Dive Brief:

• The Food and Drug Administration needs stricter standards for the accelerated approval process to ensure patients and the healthcare system don’t waste money on ineffective treatments, according to a report issued Tuesday from a federal watchdog
• Spurred by controversy over the 2021 approval of Biogen’s Alzheimer’s disease drug Aduhelm, the office of the inspector general for the Health and Human Services department examined 24 FDA reviews that led to accelerated approvals of new medicines. The office identified concerns with three, including Aduhelm.
• In those cases, the FDA failed to follow its own best practices in data analysis, held meetings with sponsors that weren’t properly documented and suffered from a lack of oversight that could have been triggered by conflicts within the agency, the report said. “These three cases underscore the need for additional guardrails,” the report said.

Dive Insight:

The inspector general’s office has two main recommendations to improve the accelerated approvals process. The FDA agreed with the watchdog that meetings with sponsors need to be better documented and said it’s already taken steps to improve its procedures. But the agency disagreed with the watchdog’s second recommendation, to outline certain factors that would trigger greater oversight.

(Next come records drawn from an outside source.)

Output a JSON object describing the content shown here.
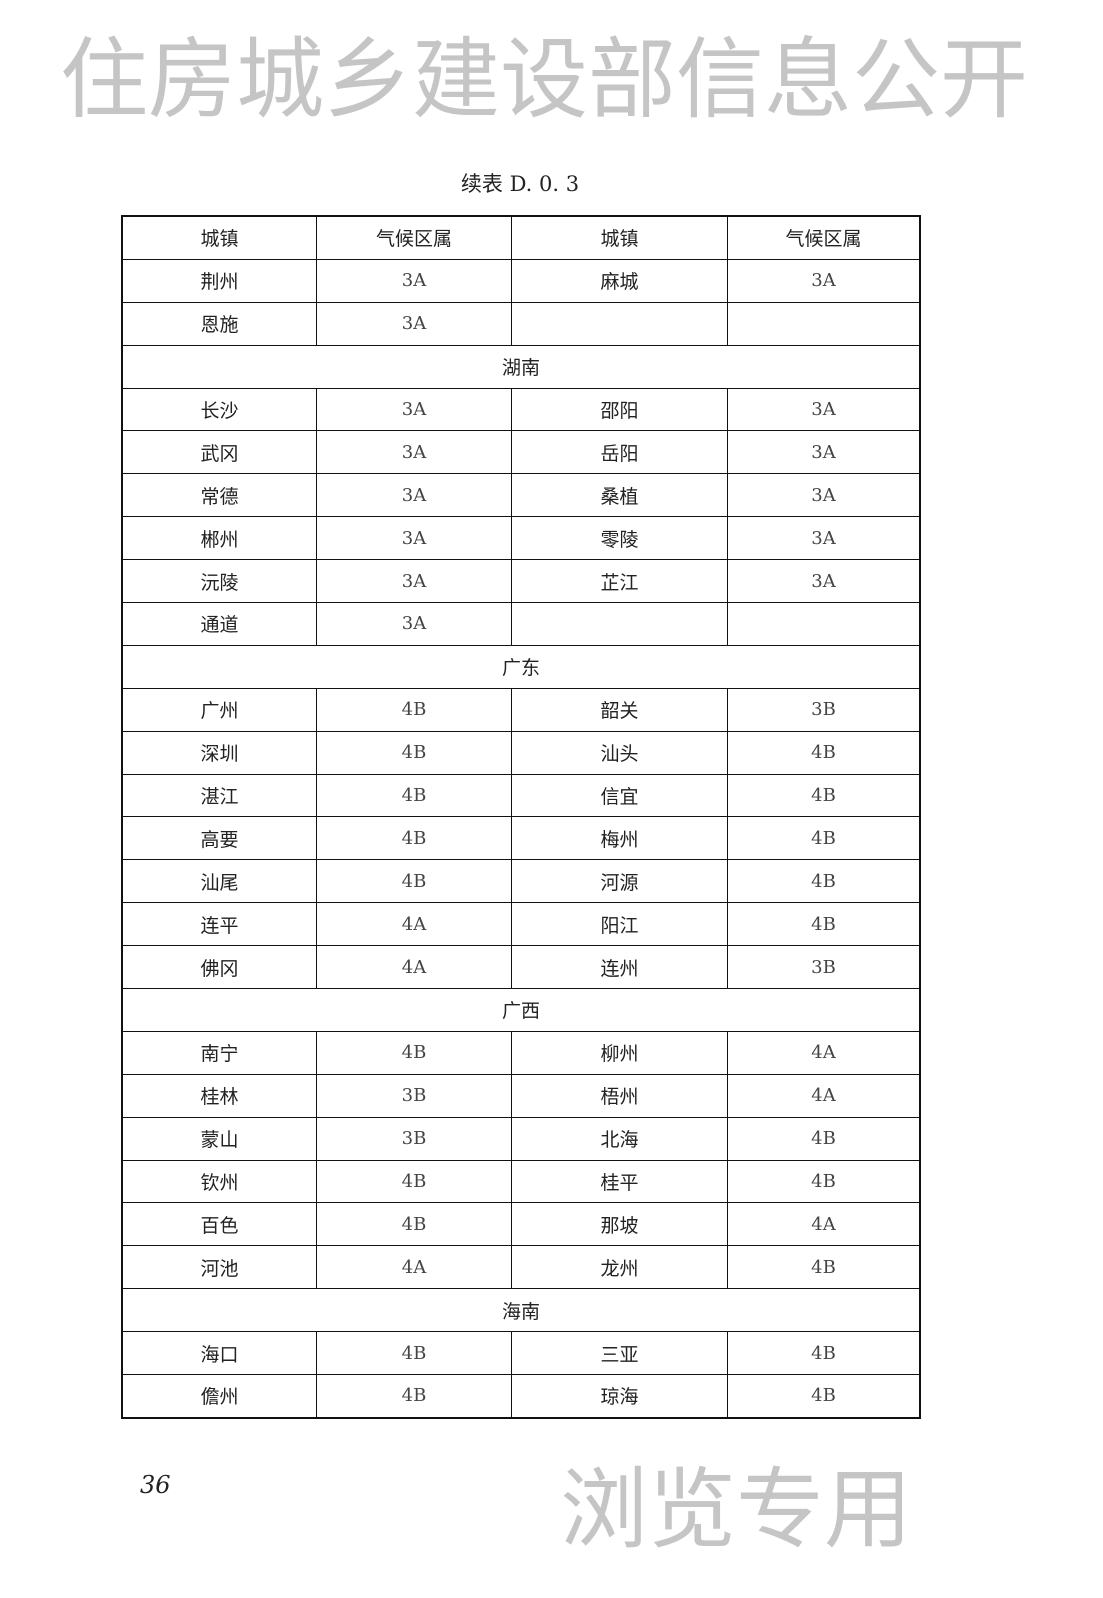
{
  "caption": "续表 D. 0. 3",
  "headers": [
    "城镇",
    "气候区属",
    "城镇",
    "气候区属"
  ],
  "rows": [
    {
      "cells": [
        "荆州",
        "3A",
        "麻城",
        "3A"
      ]
    },
    {
      "cells": [
        "恩施",
        "3A",
        "",
        ""
      ]
    },
    {
      "region": "湖南"
    },
    {
      "cells": [
        "长沙",
        "3A",
        "邵阳",
        "3A"
      ]
    },
    {
      "cells": [
        "武冈",
        "3A",
        "岳阳",
        "3A"
      ]
    },
    {
      "cells": [
        "常德",
        "3A",
        "桑植",
        "3A"
      ]
    },
    {
      "cells": [
        "郴州",
        "3A",
        "零陵",
        "3A"
      ]
    },
    {
      "cells": [
        "沅陵",
        "3A",
        "芷江",
        "3A"
      ]
    },
    {
      "cells": [
        "通道",
        "3A",
        "",
        ""
      ]
    },
    {
      "region": "广东"
    },
    {
      "cells": [
        "广州",
        "4B",
        "韶关",
        "3B"
      ]
    },
    {
      "cells": [
        "深圳",
        "4B",
        "汕头",
        "4B"
      ]
    },
    {
      "cells": [
        "湛江",
        "4B",
        "信宜",
        "4B"
      ]
    },
    {
      "cells": [
        "高要",
        "4B",
        "梅州",
        "4B"
      ]
    },
    {
      "cells": [
        "汕尾",
        "4B",
        "河源",
        "4B"
      ]
    },
    {
      "cells": [
        "连平",
        "4A",
        "阳江",
        "4B"
      ]
    },
    {
      "cells": [
        "佛冈",
        "4A",
        "连州",
        "3B"
      ]
    },
    {
      "region": "广西"
    },
    {
      "cells": [
        "南宁",
        "4B",
        "柳州",
        "4A"
      ]
    },
    {
      "cells": [
        "桂林",
        "3B",
        "梧州",
        "4A"
      ]
    },
    {
      "cells": [
        "蒙山",
        "3B",
        "北海",
        "4B"
      ]
    },
    {
      "cells": [
        "钦州",
        "4B",
        "桂平",
        "4B"
      ]
    },
    {
      "cells": [
        "百色",
        "4B",
        "那坡",
        "4A"
      ]
    },
    {
      "cells": [
        "河池",
        "4A",
        "龙州",
        "4B"
      ]
    },
    {
      "region": "海南"
    },
    {
      "cells": [
        "海口",
        "4B",
        "三亚",
        "4B"
      ]
    },
    {
      "cells": [
        "儋州",
        "4B",
        "琼海",
        "4B"
      ]
    }
  ],
  "page_number": "36",
  "watermark": {
    "line1": "住房城乡建设部信息公开",
    "line2": "浏览专用"
  }
}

Specifically, the inspector general’s office suggested the agency’s accelerated approvals council — itself a new creation — should be required to meet when FDA reviewers don’t reach consensus on an application, an advisory committee raises significant concerns or when a drugmaker relies on analyses not included in the original plan to win approval of a medicine. Other factors could be set up to trigger a meeting as well, it said.

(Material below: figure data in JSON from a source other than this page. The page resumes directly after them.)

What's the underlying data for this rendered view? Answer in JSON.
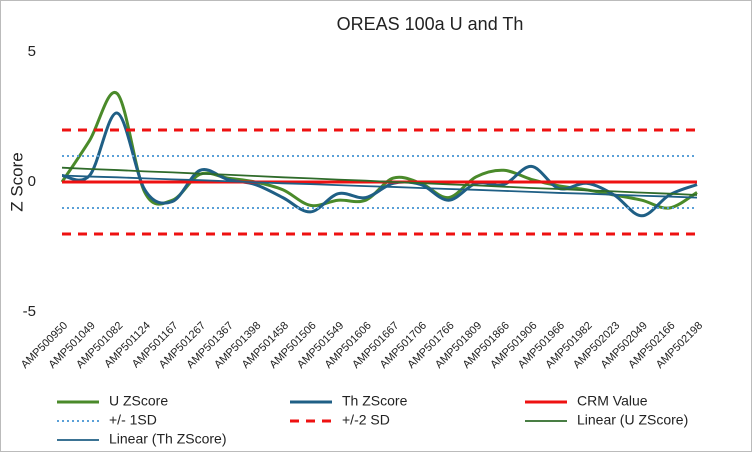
{
  "chart_data": {
    "type": "line",
    "title": "OREAS 100a U and Th",
    "y_label": "Z Score",
    "categories": [
      "AMP500950",
      "AMP501049",
      "AMP501082",
      "AMP501124",
      "AMP501167",
      "AMP501267",
      "AMP501367",
      "AMP501398",
      "AMP501458",
      "AMP501506",
      "AMP501549",
      "AMP501606",
      "AMP501667",
      "AMP501706",
      "AMP501766",
      "AMP501809",
      "AMP501866",
      "AMP501906",
      "AMP501966",
      "AMP501982",
      "AMP502023",
      "AMP502049",
      "AMP502166",
      "AMP502198"
    ],
    "ylim": [
      -5,
      5
    ],
    "yticks": [
      -5,
      0,
      5
    ],
    "series": [
      {
        "name": "U ZScore",
        "color": "#4a8a2a",
        "width": 3,
        "smooth": true,
        "values": [
          0,
          1.6,
          3.4,
          -0.4,
          -0.7,
          0.3,
          0.15,
          0,
          -0.3,
          -0.9,
          -0.7,
          -0.7,
          0.15,
          -0.05,
          -0.6,
          0.2,
          0.45,
          0.1,
          -0.15,
          -0.3,
          -0.5,
          -0.7,
          -1.0,
          -0.4
        ]
      },
      {
        "name": "Th ZScore",
        "color": "#1f5f85",
        "width": 3,
        "smooth": true,
        "values": [
          0.25,
          0.25,
          2.65,
          -0.3,
          -0.75,
          0.45,
          0.1,
          -0.1,
          -0.6,
          -1.15,
          -0.45,
          -0.6,
          -0.05,
          -0.1,
          -0.7,
          -0.05,
          -0.1,
          0.6,
          -0.25,
          -0.05,
          -0.5,
          -1.3,
          -0.5,
          -0.1
        ]
      },
      {
        "name": "CRM Value",
        "color": "#ee1111",
        "width": 3,
        "levels": [
          0
        ]
      },
      {
        "name": "+/- 1SD",
        "color": "#5aa0d8",
        "width": 2,
        "dash": "2 3",
        "levels": [
          1,
          -1
        ]
      },
      {
        "name": "+/-2 SD",
        "color": "#ee1111",
        "width": 3,
        "dash": "9 7",
        "levels": [
          2,
          -2
        ]
      },
      {
        "name": "Linear (U ZScore)",
        "color": "#2f6b2a",
        "width": 1.8,
        "smooth": false,
        "values": [
          0.55,
          0.5,
          0.46,
          0.41,
          0.37,
          0.32,
          0.28,
          0.23,
          0.18,
          0.14,
          0.09,
          0.05,
          0,
          -0.04,
          -0.09,
          -0.13,
          -0.18,
          -0.23,
          -0.27,
          -0.32,
          -0.36,
          -0.41,
          -0.45,
          -0.5
        ]
      },
      {
        "name": "Linear (Th ZScore)",
        "color": "#1f5f85",
        "width": 1.8,
        "smooth": false,
        "values": [
          0.25,
          0.21,
          0.18,
          0.14,
          0.1,
          0.07,
          0.03,
          -0.01,
          -0.05,
          -0.08,
          -0.12,
          -0.16,
          -0.19,
          -0.23,
          -0.27,
          -0.3,
          -0.34,
          -0.38,
          -0.42,
          -0.45,
          -0.49,
          -0.53,
          -0.56,
          -0.6
        ]
      }
    ]
  }
}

The accelerated approval pathway exists to allow drugs to reach the market faster based on promising signs in research, such as a reduction in a biomarker linked to disease. Drugmakers are then required to keep testing the medicines to show a clinical benefit. The pathway is often used for diseases that don’t have adequate treatments and have patient advocates pushing the FDA to approve new medicines.

In the case of Aduhelm, messy study results led to unorthodox practices at the FDA that have already been well documented. Biogen ended up pulling the drug off the market in 2024. The inspector general’s office also found problems with the reviews of Makena, a drug to reduce the risk of preterm birth, and Exondys 51 to treat Duchenne muscular dystrophy.

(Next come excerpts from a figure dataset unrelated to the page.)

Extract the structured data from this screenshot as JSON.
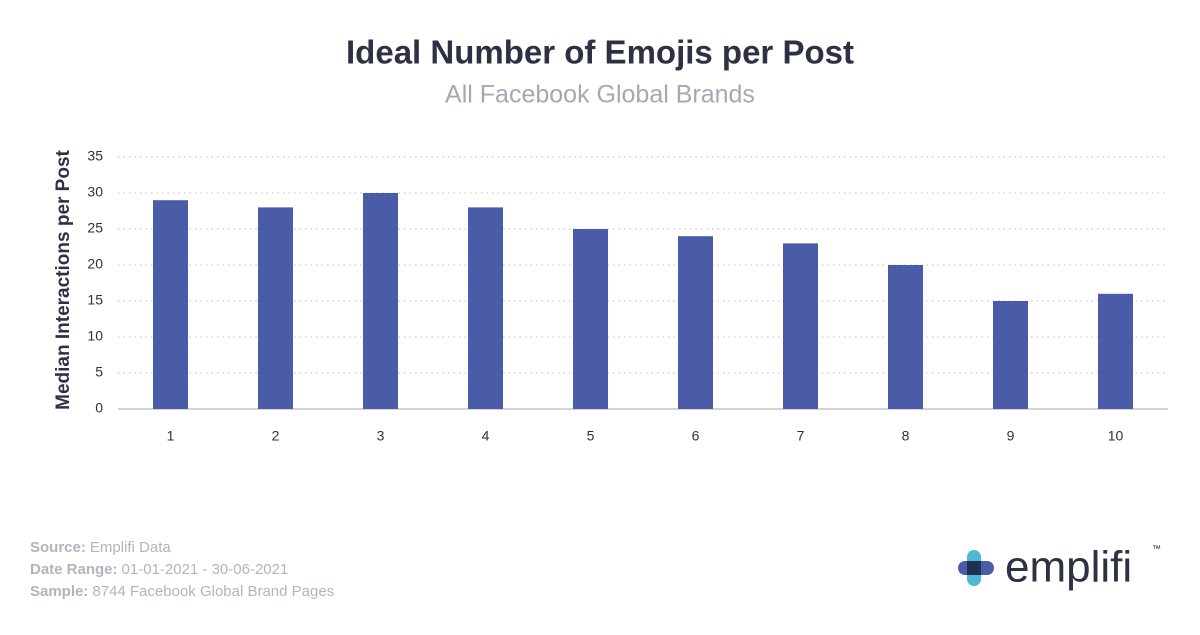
{
  "chart_data": {
    "type": "bar",
    "title": "Ideal Number of Emojis per Post",
    "subtitle": "All Facebook Global Brands",
    "y_label": "Median Interactions per Post",
    "categories": [
      "1",
      "2",
      "3",
      "4",
      "5",
      "6",
      "7",
      "8",
      "9",
      "10"
    ],
    "values": [
      29,
      28,
      30,
      28,
      25,
      24,
      23,
      20,
      15,
      16
    ],
    "color": "#4a5ca8",
    "ylim": [
      0,
      35
    ],
    "yticks": [
      0,
      5,
      10,
      15,
      20,
      25,
      30,
      35
    ],
    "grid": true
  },
  "footer": [
    {
      "label": "Source:",
      "value": "Emplifi Data"
    },
    {
      "label": "Date Range:",
      "value": "01-01-2021 - 30-06-2021"
    },
    {
      "label": "Sample:",
      "value": "8744 Facebook Global Brand Pages"
    }
  ],
  "logo": {
    "text": "emplifi",
    "trademark": "™"
  }
}
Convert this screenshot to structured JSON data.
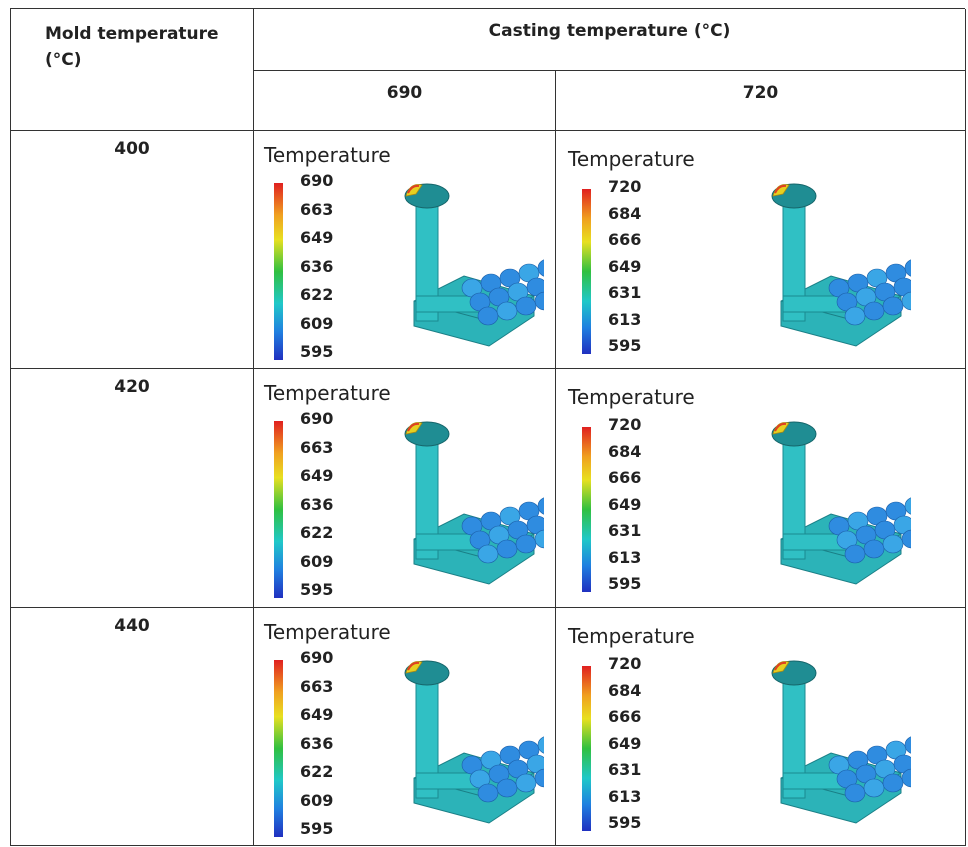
{
  "table": {
    "header": {
      "mold_temperature": "Mold temperature (°C)",
      "casting_temperature": "Casting temperature (°C)",
      "columns": [
        "690",
        "720"
      ]
    },
    "rows": [
      {
        "mold_temperature": "400",
        "cells": [
          {
            "legend_title": "Temperature",
            "legend_labels": [
              "690",
              "663",
              "649",
              "636",
              "622",
              "609",
              "595"
            ]
          },
          {
            "legend_title": "Temperature",
            "legend_labels": [
              "720",
              "684",
              "666",
              "649",
              "631",
              "613",
              "595"
            ]
          }
        ]
      },
      {
        "mold_temperature": "420",
        "cells": [
          {
            "legend_title": "Temperature",
            "legend_labels": [
              "690",
              "663",
              "649",
              "636",
              "622",
              "609",
              "595"
            ]
          },
          {
            "legend_title": "Temperature",
            "legend_labels": [
              "720",
              "684",
              "666",
              "649",
              "631",
              "613",
              "595"
            ]
          }
        ]
      },
      {
        "mold_temperature": "440",
        "cells": [
          {
            "legend_title": "Temperature",
            "legend_labels": [
              "690",
              "663",
              "649",
              "636",
              "622",
              "609",
              "595"
            ]
          },
          {
            "legend_title": "Temperature",
            "legend_labels": [
              "720",
              "684",
              "666",
              "649",
              "631",
              "613",
              "595"
            ]
          }
        ]
      }
    ]
  }
}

The HHS inspector general’s office detailed some of the behind-the-scenes action on the applications. In the case of Exondys, the director of the FDA’s drug division overruled the review team, which had decided the research didn’t support approval. A dispute between high-ranking officials followed, and the FDA commissioner ultimately decided to approve the medicine.

The inspector general’s office chose 10 of the drugs for review after they were flagged by stakeholders as potentially problematic. It chose the other 14 at random. The office noted that both Aduhelm and Makena are no longer for sale. Exondys, sold by Sarepta Therapeutics, remains on the market, but its required trial to demonstrate clinical benefit has been delayed.